More and more, colocation and cloud services providers are seeking Uptime Institute Tier Certification. Why?
Long the de facto global standard for determining levels of data center uptime availability, Uptime Institute’s Tier Classification and Certification has long stood the test of time, and has not been seriously challenged. The Institute lays claim to 637 certifications of data centers in 70 countries.
A panel of owners and operators of Tier III and Tier IV certified data centers, as well as expert data center technologists will convene at the DCD as-a-Service conference and exposition, October 27-28, at the Hilton Chicago to consider these questions: is Tier Certification now obsolete? If not, why not? What motivates a colo owner to acquire both the now-required certification of both design documents and the constructed facility?
SUPERNAP’S Tier IV data center
The Switch SUPERNAP 8 MOD1 colo data center in Las Vegas, Nevada carries a Tier IV Certification with a Gold stamp in operational sustainability. This makes it only one of four facilities in the world, the first such in the US colocation market, and the first in the world to be network carrier neutral, to achieve the highest possible rating.
This prompted pioneering data center design legend Peter Gross, now Bloom Energy’s chief of critical environment technology, to comment, “I have seen countless data centers around the globe, and nothing comes close to (this). This achievement of Tier IV Gold from Uptime is incredibly well-deserved and thoroughly earned.”
The statement then begs the question: Why? Panelist Mark Thiele, executive vice president for data center technology at Switch will be on hand tell why the company saw it as a winning competitive differentiator that uniquely satisfied customer requirements.

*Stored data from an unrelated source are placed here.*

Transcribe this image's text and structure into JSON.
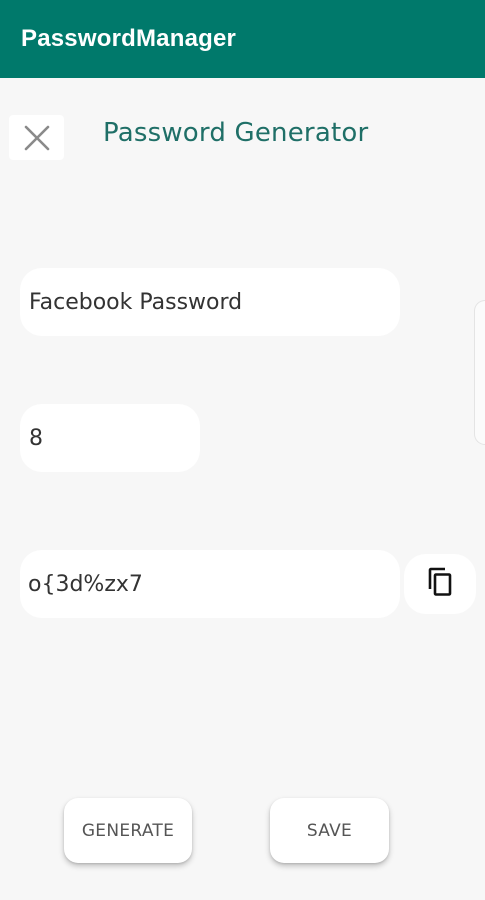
{
  "appbar": {
    "title": "PasswordManager",
    "color": "#00796b"
  },
  "screen": {
    "title": "Password Generator",
    "close_icon": "close-icon"
  },
  "form": {
    "name_value": "Facebook Password",
    "length_value": "8",
    "password_value": "o{3d%zx7",
    "copy_icon": "copy-icon"
  },
  "actions": {
    "generate_label": "GENERATE",
    "save_label": "SAVE"
  }
}
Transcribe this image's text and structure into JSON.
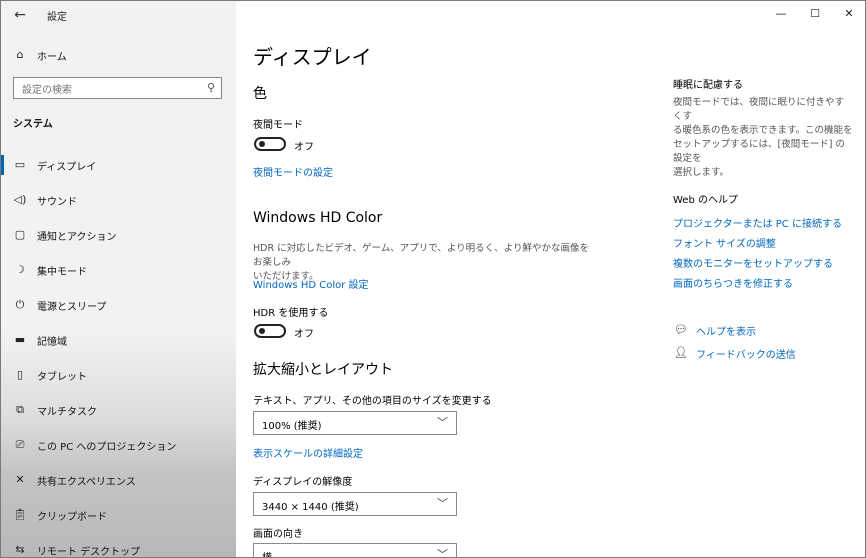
{
  "window": {
    "title": "設定",
    "controls": {
      "minimize": "—",
      "maximize": "☐",
      "close": "✕"
    }
  },
  "sidebar": {
    "home_label": "ホーム",
    "search_placeholder": "設定の検索",
    "section_title": "システム",
    "items": [
      {
        "label": "ディスプレイ",
        "icon": "monitor-icon",
        "active": true
      },
      {
        "label": "サウンド",
        "icon": "speaker-icon"
      },
      {
        "label": "通知とアクション",
        "icon": "notification-icon"
      },
      {
        "label": "集中モード",
        "icon": "moon-icon"
      },
      {
        "label": "電源とスリープ",
        "icon": "power-icon"
      },
      {
        "label": "記憶域",
        "icon": "storage-icon"
      },
      {
        "label": "タブレット",
        "icon": "tablet-icon"
      },
      {
        "label": "マルチタスク",
        "icon": "multitask-icon"
      },
      {
        "label": "この PC へのプロジェクション",
        "icon": "projection-icon"
      },
      {
        "label": "共有エクスペリエンス",
        "icon": "shared-icon"
      },
      {
        "label": "クリップボード",
        "icon": "clipboard-icon"
      },
      {
        "label": "リモート デスクトップ",
        "icon": "remote-icon"
      }
    ]
  },
  "main": {
    "title": "ディスプレイ",
    "color_section": {
      "heading": "色",
      "night_label": "夜間モード",
      "night_state": "オフ",
      "night_link": "夜間モードの設定"
    },
    "hdr_section": {
      "heading": "Windows HD Color",
      "desc_line1": "HDR に対応したビデオ、ゲーム、アプリで、より明るく、より鮮やかな画像をお楽しみ",
      "desc_line2": "いただけます。",
      "link": "Windows HD Color 設定",
      "use_label": "HDR を使用する",
      "use_state": "オフ"
    },
    "scale_section": {
      "heading": "拡大縮小とレイアウト",
      "size_label": "テキスト、アプリ、その他の項目のサイズを変更する",
      "size_value": "100% (推奨)",
      "scale_link": "表示スケールの詳細設定",
      "resolution_label": "ディスプレイの解像度",
      "resolution_value": "3440 × 1440 (推奨)",
      "orientation_label": "画面の向き",
      "orientation_value": "横"
    }
  },
  "right": {
    "sleep_heading": "睡眠に配慮する",
    "sleep_desc": [
      "夜間モードでは、夜間に眠りに付きやすくす",
      "る暖色系の色を表示できます。この機能を",
      "セットアップするには、[夜間モード] の設定を",
      "選択します。"
    ],
    "web_heading": "Web のヘルプ",
    "links": [
      "プロジェクターまたは PC に接続する",
      "フォント サイズの調整",
      "複数のモニターをセットアップする",
      "画面のちらつきを修正する"
    ],
    "help_label": "ヘルプを表示",
    "feedback_label": "フィードバックの送信"
  }
}
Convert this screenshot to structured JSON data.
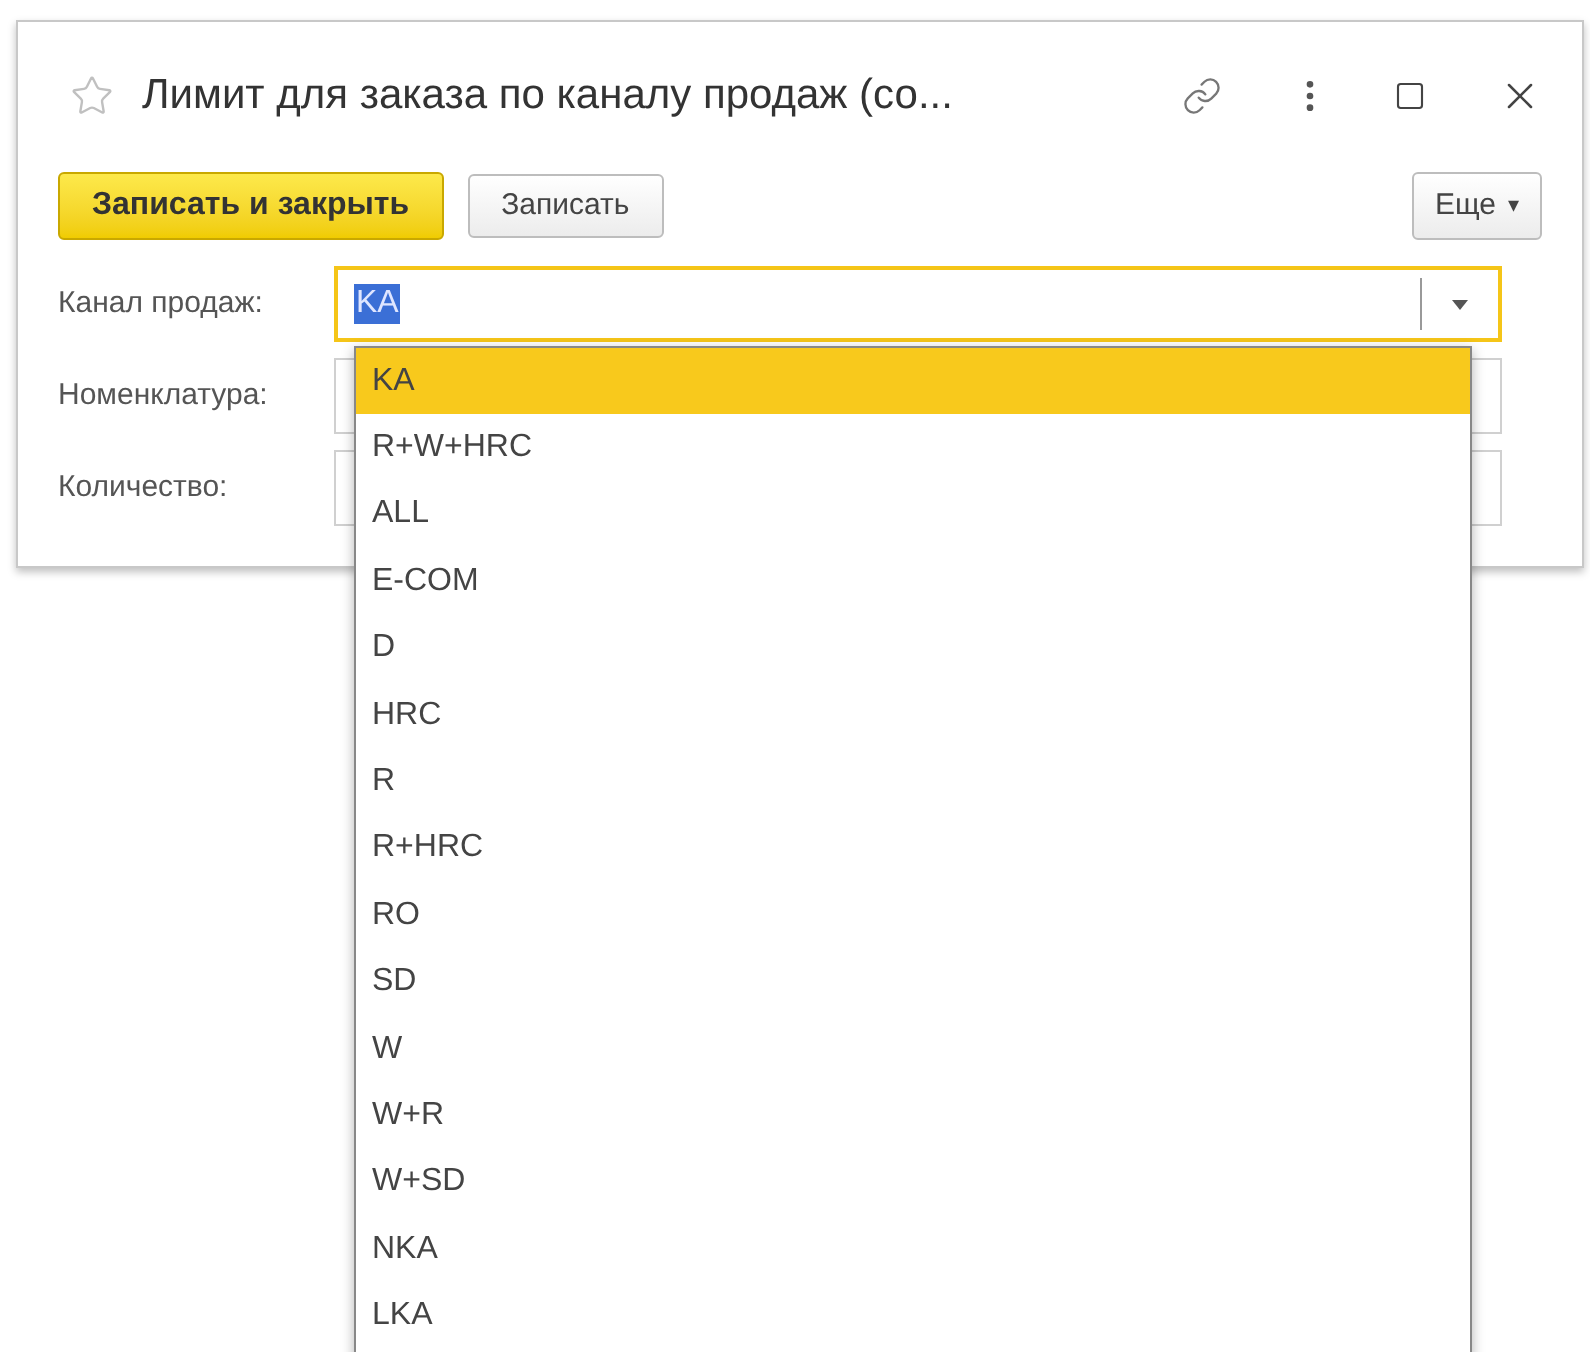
{
  "window": {
    "title": "Лимит для заказа по каналу продаж (со..."
  },
  "toolbar": {
    "buttons": [
      {
        "label": "Записать и закрыть",
        "kind": "primary"
      },
      {
        "label": "Записать",
        "kind": "plain"
      }
    ],
    "more": {
      "label": "Еще",
      "caret": "▾"
    }
  },
  "fields": [
    {
      "label": "Канал продаж:",
      "value": "KA",
      "focused": true
    },
    {
      "label": "Номенклатура:",
      "focused": false
    },
    {
      "label": "Количество:",
      "focused": false
    }
  ],
  "dropdown": {
    "items": [
      {
        "label": "KA",
        "selected": true
      },
      {
        "label": "R+W+HRC",
        "selected": false
      },
      {
        "label": "ALL",
        "selected": false
      },
      {
        "label": "E-COM",
        "selected": false
      },
      {
        "label": "D",
        "selected": false
      },
      {
        "label": "HRC",
        "selected": false
      },
      {
        "label": "R",
        "selected": false
      },
      {
        "label": "R+HRC",
        "selected": false
      },
      {
        "label": "RO",
        "selected": false
      },
      {
        "label": "SD",
        "selected": false
      },
      {
        "label": "W",
        "selected": false
      },
      {
        "label": "W+R",
        "selected": false
      },
      {
        "label": "W+SD",
        "selected": false
      },
      {
        "label": "NKA",
        "selected": false
      },
      {
        "label": "LKA",
        "selected": false
      }
    ]
  }
}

Much more common are an increasing number of colo owners who design and build their facilities to a Tier III Certification standard. Significant among them are CenturyLink, ViaWest, Digital Realty, Vantage, Compass, Telx, Telus, Rogers, and Bell Canada.
Compass CEO Chris Crosby, also a panelist, explains what’s behind his decision to standardize on Tier III: “Despite all the talk about technologies (like) DCIM and Software Defined Data Centers, I think basic blocking and tackling will continue to drive the thought processes of most enterprise users (of colo facilities). This means that issues like certifications will become increasingly important to their final decisions. Many data center providers have historically played fast and loose with their claims of Tier III certification. While their designs may have been certified, the facility they actually built aren’t, and customers with mission-critical applications are beginning to demand that the facility they took space in, needs also to be constructed-certified by Uptime to ensure that they are getting what they actually paid for.”
However, for a number of years, there’s been a low-level of chatter in the data center industry that maybe the Tier Classification system is either obsolete or not longer sufficient, as it only takes into account the physical facilities infrastructure – the mechanical and electrical systems. “We hear about adopting some kind uptime standard based on the needs of the application or the workload – one that embraces the IT stack as well as the facilities stack,” says DCD executive vice president Bruce Taylor, and chair of the as-a-Service Conference.
“In the era of virtualization, software-defined data centers and cloud, are we approaching the time when physical facilities failure no longer matters? I can hear the gasps now, but is that where we’re headed? We likely will want at least well-operated Tier II-level of availability for the physical facilities that support where IT gear is installed, but as we continue to abstract into the realm of the software-defined, will the cost (and rigor) of Tier III or Tier IV continue to be necessary.”
To consider these questions, Thiele and Crosby will be joined by well-know industry expert Mark Monroe, Energetic Consulting, as moderator, and former Uptime Institute executive Rick Schuknecht, now a principal of Blackdog Critical Facilities Solutions.